Make sure to post some pics here when you pick it up.

And keep us posted on that big trip this summer. What are the big destinations for your trip?


----------



## betegreene (Aug 25, 2009)

in reply to SaveFerris:
The trip will be about 7 weeks long, mid June to early August.
Yellowstone, Grand Tetons, Idaho, Washington, BC, Alberta, Montana, Dakotas, north Shore of Superior, Northern Ontario and home!

Maybe being a Montanan, you might be able to help me, I just got off the phone with the Yellowstone campground reservations, they have no availabilty in the campgrounds that accept reservations except for the RV park. Any suggestions on any other campgrounds, and do I stand a chance at getting one of the first come first serve sites in any other the other park campgrounds?


----------



## SaveFerris (Sep 19, 2009)

betegreene said:


> in reply to SaveFerris:
> The trip will be about 7 weeks long, mid June to early August.
> Yellowstone, Grand Tetons, Idaho, Washington, BC, Alberta, Montana, Dakotas, north Shore of Superior, Northern Ontario and home!
> 
> Maybe being a Montanan, you might be able to help me, I just got off the phone with the Yellowstone campground reservations, they have no availabilty in the campgrounds that accept reservations except for the RV park. Any suggestions on any other campgrounds, and do I stand a chance at getting one of the first come first serve sites in any other the other park campgrounds?


Wow, that will be quite the trip. I'm jealous!

When you say the RV park, I assume you mean Fishing Bridge? Most of the campgrounds will fit you, it just depends on what you want to see in the park. This webpage has more info on the campgrounds and some pictures to give you an idea of each location.

As to the chances of getting a FCFS site, it is a feeding frenzy at most of the campgrounds. You will probably find a line forming at the more popular campgrounds by 7am. The early bird gets the worm. I would at least make a res for your first night if you can, even if you don't want to stay there the whole time. If you really get in a jam, there are a lot of campgrounds just outside the park, too. They are still busy, but not quite as bad as the ones inside.

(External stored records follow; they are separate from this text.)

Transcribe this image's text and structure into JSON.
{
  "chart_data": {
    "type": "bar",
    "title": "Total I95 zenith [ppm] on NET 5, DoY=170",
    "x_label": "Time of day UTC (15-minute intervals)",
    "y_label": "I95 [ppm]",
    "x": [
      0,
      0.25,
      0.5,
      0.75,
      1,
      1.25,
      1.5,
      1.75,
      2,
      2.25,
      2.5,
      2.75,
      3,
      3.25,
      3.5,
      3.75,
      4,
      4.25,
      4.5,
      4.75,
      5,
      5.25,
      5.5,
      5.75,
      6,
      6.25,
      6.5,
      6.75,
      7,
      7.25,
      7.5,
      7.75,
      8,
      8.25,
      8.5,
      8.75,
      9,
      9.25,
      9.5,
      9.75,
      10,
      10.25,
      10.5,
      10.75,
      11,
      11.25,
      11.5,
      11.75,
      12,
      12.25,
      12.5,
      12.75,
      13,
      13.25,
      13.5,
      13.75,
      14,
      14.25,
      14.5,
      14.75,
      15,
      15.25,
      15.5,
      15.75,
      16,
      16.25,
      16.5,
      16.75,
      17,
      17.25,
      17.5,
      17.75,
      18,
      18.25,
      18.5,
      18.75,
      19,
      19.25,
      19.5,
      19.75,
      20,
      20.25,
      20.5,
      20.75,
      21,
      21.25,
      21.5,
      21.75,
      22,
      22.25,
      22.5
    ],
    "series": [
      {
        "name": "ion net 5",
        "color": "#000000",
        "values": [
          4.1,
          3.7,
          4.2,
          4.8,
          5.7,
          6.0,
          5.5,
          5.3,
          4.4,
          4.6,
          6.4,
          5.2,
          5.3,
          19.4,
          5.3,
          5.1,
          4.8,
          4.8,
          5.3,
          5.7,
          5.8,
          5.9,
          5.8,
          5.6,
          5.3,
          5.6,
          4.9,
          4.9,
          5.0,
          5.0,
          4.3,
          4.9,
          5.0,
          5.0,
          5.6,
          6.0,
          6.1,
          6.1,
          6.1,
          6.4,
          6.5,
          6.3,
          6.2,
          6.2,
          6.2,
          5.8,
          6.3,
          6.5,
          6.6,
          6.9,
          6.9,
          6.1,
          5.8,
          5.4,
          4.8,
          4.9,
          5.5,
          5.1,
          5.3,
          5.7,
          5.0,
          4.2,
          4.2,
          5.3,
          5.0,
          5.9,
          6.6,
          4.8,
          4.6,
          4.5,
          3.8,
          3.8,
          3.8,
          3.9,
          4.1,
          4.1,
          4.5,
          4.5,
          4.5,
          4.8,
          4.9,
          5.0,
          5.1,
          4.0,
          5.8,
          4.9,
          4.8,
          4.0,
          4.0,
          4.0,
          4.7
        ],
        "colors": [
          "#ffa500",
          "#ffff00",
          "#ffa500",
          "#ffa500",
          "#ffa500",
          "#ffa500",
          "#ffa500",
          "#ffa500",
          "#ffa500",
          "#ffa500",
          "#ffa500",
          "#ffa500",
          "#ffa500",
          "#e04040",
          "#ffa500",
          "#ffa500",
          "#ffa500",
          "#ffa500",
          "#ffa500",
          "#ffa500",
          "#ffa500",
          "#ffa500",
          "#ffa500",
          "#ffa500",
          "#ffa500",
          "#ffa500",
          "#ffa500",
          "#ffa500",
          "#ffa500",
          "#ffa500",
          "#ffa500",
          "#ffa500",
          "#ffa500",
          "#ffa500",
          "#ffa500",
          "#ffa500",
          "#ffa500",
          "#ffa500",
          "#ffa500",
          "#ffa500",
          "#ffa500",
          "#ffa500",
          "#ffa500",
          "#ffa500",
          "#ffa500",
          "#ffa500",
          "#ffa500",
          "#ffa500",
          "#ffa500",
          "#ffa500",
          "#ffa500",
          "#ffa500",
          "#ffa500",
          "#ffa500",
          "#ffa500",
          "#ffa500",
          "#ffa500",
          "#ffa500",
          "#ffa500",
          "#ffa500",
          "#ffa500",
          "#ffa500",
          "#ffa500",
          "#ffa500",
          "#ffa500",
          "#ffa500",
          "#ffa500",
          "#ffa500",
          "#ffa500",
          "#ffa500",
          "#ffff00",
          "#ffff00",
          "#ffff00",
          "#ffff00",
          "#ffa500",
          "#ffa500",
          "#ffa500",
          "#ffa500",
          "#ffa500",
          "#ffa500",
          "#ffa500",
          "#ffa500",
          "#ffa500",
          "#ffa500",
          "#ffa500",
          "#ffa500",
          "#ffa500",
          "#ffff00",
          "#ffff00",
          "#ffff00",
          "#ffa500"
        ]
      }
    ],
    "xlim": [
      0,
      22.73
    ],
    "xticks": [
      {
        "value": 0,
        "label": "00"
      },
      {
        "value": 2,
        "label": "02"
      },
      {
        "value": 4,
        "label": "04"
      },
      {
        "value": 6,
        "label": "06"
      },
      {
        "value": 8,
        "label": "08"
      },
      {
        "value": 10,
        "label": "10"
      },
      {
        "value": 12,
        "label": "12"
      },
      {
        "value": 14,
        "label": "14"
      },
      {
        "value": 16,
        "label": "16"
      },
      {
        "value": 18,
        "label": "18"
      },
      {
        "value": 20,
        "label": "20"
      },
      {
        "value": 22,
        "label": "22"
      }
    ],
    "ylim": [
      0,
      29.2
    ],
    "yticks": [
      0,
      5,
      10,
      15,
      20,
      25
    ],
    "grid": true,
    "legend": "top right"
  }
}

Feel free to PM me if you want. And good luck!


----------



## garywies (Aug 23, 2007)

Inside the park the Maddison Campground takes reservations. It is just inside the park at the west entrance and is situated along the Maddison River at the confluence of the Firehole River. There are also reservations available at Grant Village, Canyon and Bridge Bay. None of these camps have hook ups. Call 307-344-7311.
Gary


----------



## ember (Jan 17, 2008)

YEAH!!































































Congrats!!!


----------



## russlg (Jul 21, 2008)

betegreene said:


> After doing a lot of research, and getting much needed guidance from many folks on these forums, we've just finalized a deal on a 2010 250RS from Pete's RVs in Burlington.
> 
> I got quotes from Holman's and a few others, and then went to spend a few hours looking closely at the 210RS, 250RS, and a used 2007 25RSS at Pete's.
> Louie Cooper was very friendly and reasonable to deal with, and I feel we got a good deal without having to drive more than 1 1/2 hours from home.
> ...


This sounds just like me last year at this time! If after your grand voyage out west you feel like hanging with fellow Outbackers, join us at the Acadia rally in late August.


----------